Si è conclusa la prima parte del progetto "Liberi Da Dentro", finalizzato a diffondere sul territorio una conoscenza reale del mondo del carcere, delle pene e del loro effetto sulle persone.
“Punire, Rieducare, Ripartire? Riflessioni sulla sanzione penale oggi in Trentino” è il titolo di questo primo ciclo di proposte, un percorso culturale organizzato in cinque incontri tematici, presso la sede della Fondazione Franco Demarchi a Trento, in piazza S.M. Maggiore, n.7.

Finalizzato a diffondere sul territorio una conoscenza reale del mondo del carcere, delle pene e del loro effetto sulle persone, il progetto "Liberi Da Dentro", attraverso la proposta di eventi e incontri pubblici, conferenze, iniziative nelle scuole, spettacoli e film, mira a coinvolgere la cittadinanza nel processo di accoglienza nel tessuto sociale delle persone sottoposte a condanne penali, e punta alla promozione di una cultura capace di sviluppare una visione di tipo riparativo e di alimentare il senso di una responsabilità sociale collettiva. Cuore di tutta la proposta è il dar voce a varie testimonianze di persone detenute o ex detenute, perché si ritiene che il processo della narrazione personale autobiografica possa essere uno strumento efficace per permettere ai cittadini di conoscere, in prima persona, vicende e dimensioni abitualmente escluse dal dibattito pubblico.

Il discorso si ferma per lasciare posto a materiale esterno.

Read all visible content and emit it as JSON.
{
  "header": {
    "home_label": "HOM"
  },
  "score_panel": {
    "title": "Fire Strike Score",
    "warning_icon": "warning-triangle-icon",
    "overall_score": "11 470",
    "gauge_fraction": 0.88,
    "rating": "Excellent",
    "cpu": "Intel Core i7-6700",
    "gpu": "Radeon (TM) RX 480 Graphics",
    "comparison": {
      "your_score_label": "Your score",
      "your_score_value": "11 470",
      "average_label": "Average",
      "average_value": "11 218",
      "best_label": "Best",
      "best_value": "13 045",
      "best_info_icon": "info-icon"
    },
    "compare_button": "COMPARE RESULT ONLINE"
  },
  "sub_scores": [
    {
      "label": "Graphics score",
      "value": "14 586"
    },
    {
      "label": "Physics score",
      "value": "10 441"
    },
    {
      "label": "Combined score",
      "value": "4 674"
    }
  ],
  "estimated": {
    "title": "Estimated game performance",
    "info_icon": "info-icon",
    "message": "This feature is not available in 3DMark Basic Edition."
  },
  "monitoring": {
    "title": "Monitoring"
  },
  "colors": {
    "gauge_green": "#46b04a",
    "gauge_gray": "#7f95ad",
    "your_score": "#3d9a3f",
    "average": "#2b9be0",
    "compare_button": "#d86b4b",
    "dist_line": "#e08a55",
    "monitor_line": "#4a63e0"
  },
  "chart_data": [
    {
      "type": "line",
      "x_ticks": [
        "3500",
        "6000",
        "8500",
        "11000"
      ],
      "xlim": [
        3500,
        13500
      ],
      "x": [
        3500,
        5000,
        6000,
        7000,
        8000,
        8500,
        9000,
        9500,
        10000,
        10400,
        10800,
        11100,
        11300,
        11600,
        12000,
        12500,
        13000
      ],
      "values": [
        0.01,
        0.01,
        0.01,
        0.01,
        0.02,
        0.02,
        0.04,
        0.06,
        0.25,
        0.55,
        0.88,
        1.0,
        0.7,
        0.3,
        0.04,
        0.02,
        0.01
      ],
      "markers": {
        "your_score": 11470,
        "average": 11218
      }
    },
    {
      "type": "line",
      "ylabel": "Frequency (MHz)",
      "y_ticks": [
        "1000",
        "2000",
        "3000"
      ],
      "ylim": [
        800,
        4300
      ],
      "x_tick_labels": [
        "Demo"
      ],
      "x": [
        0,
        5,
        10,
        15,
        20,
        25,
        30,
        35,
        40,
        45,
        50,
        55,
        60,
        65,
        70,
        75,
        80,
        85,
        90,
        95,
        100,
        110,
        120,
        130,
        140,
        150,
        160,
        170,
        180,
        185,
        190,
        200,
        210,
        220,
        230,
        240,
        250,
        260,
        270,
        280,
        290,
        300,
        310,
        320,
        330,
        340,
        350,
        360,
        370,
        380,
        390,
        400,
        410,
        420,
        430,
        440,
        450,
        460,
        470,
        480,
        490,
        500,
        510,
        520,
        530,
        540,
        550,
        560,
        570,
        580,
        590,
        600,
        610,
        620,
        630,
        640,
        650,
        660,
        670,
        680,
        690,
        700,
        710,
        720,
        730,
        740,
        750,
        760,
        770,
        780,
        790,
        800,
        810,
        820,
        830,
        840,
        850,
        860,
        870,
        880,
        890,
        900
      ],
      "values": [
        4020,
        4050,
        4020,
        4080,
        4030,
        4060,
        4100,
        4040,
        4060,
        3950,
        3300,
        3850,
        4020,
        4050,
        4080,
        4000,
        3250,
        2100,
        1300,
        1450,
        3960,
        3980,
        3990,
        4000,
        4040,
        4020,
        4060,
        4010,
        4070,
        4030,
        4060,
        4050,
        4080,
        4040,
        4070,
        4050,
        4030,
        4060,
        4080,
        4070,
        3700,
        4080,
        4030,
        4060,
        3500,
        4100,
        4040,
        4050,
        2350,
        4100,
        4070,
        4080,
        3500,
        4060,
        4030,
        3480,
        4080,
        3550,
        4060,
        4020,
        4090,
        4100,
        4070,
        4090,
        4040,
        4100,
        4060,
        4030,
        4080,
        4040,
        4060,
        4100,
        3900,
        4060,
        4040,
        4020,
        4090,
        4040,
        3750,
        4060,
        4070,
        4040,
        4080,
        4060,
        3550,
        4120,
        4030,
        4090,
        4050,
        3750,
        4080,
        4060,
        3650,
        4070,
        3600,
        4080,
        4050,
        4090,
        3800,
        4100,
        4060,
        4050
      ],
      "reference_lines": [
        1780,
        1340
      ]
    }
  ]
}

Il progetto, sostenuto dalla Fondazione Caritro, ha come promotori: Scuola di Preparazione Sociale, Fondazione Franco Demarchi, Associazione “Dalla Viva Voce”, Associazione Quadrivium, Comune di Trento, Comune di Lavis, Comune di Riva del Garda, Rivista UnderTrenta, Sistema Bibliotecario Trentino, Museo Diocesano, Cooperativa ABCittà, Cinformi, APAS, ATAS, Conferenza regionale volontariato carcere Trentino Alto Adige, con il patrocinio della Provincia autonoma di Trento.

Le attività proposte ad oggi sono un percorso culturale, proposto dall’Università della terza età e del tempo disponibile della Fondazione Franco Demarchi, dal titolo “Punire, Rieducare, Ripartire? Riflessioni sulla sanzione penale oggi in Trentino”. I temi trattari in questa prima iniziativa mirano a informare sui fondamenti costituzionali e normativi relativi alla sanzione penale, a dare la possibilità di ascoltare testimonianze dirette di persone che hanno avuto l’esperienza della detenzione, oltre che di operatori del settore e di volontari.

Gli incontri sono stati finalizzati, inoltre, ad aprire un dialogo e una riflessione sull'efficacia delle misure sanzionatorie e ad offrire una visione alternativa della giustizia penale, anche in chiave riparativa. 

Nel primo incontro su “La pena cattiva non serve - Una pena sensata si può” sono intervenuti Fulvio Cortese e Ornella Favero, per proseguire poi con “La scuola e il lavoro come strumenti di rieducazione”, che ha visto protagonisti Gloria Cannone e Amedeo Savoia. Di “Modelli di sanzione a confronto” hann parlato, anche attraverso la testimonianza di una persona che sta scontando la pena in misura alternativa, Antonia Menghini e Katia Sartori. Sono intervenuti poi Loris Forti e Daniela Arieti sulla “Giustizia retributiva e giustizia riparativa”, mentre nell'ultimo incontro “La città di Trento e il carcere”, hanno preso la parola rappresentanti istituzionali della Casa Circondariale di Trento, rappresentanti del servizio attività sociali della Provincia Autonoma di Trento e del Comune di Trento, volontari e operatori del terzo settore.

A conclusione del percorso è stato proposto il recital “Dalla viva voce. Storie dal carcere”, spettacolo per voce narrante, pianoforte e video a cura dell’Associazione Quadrivium.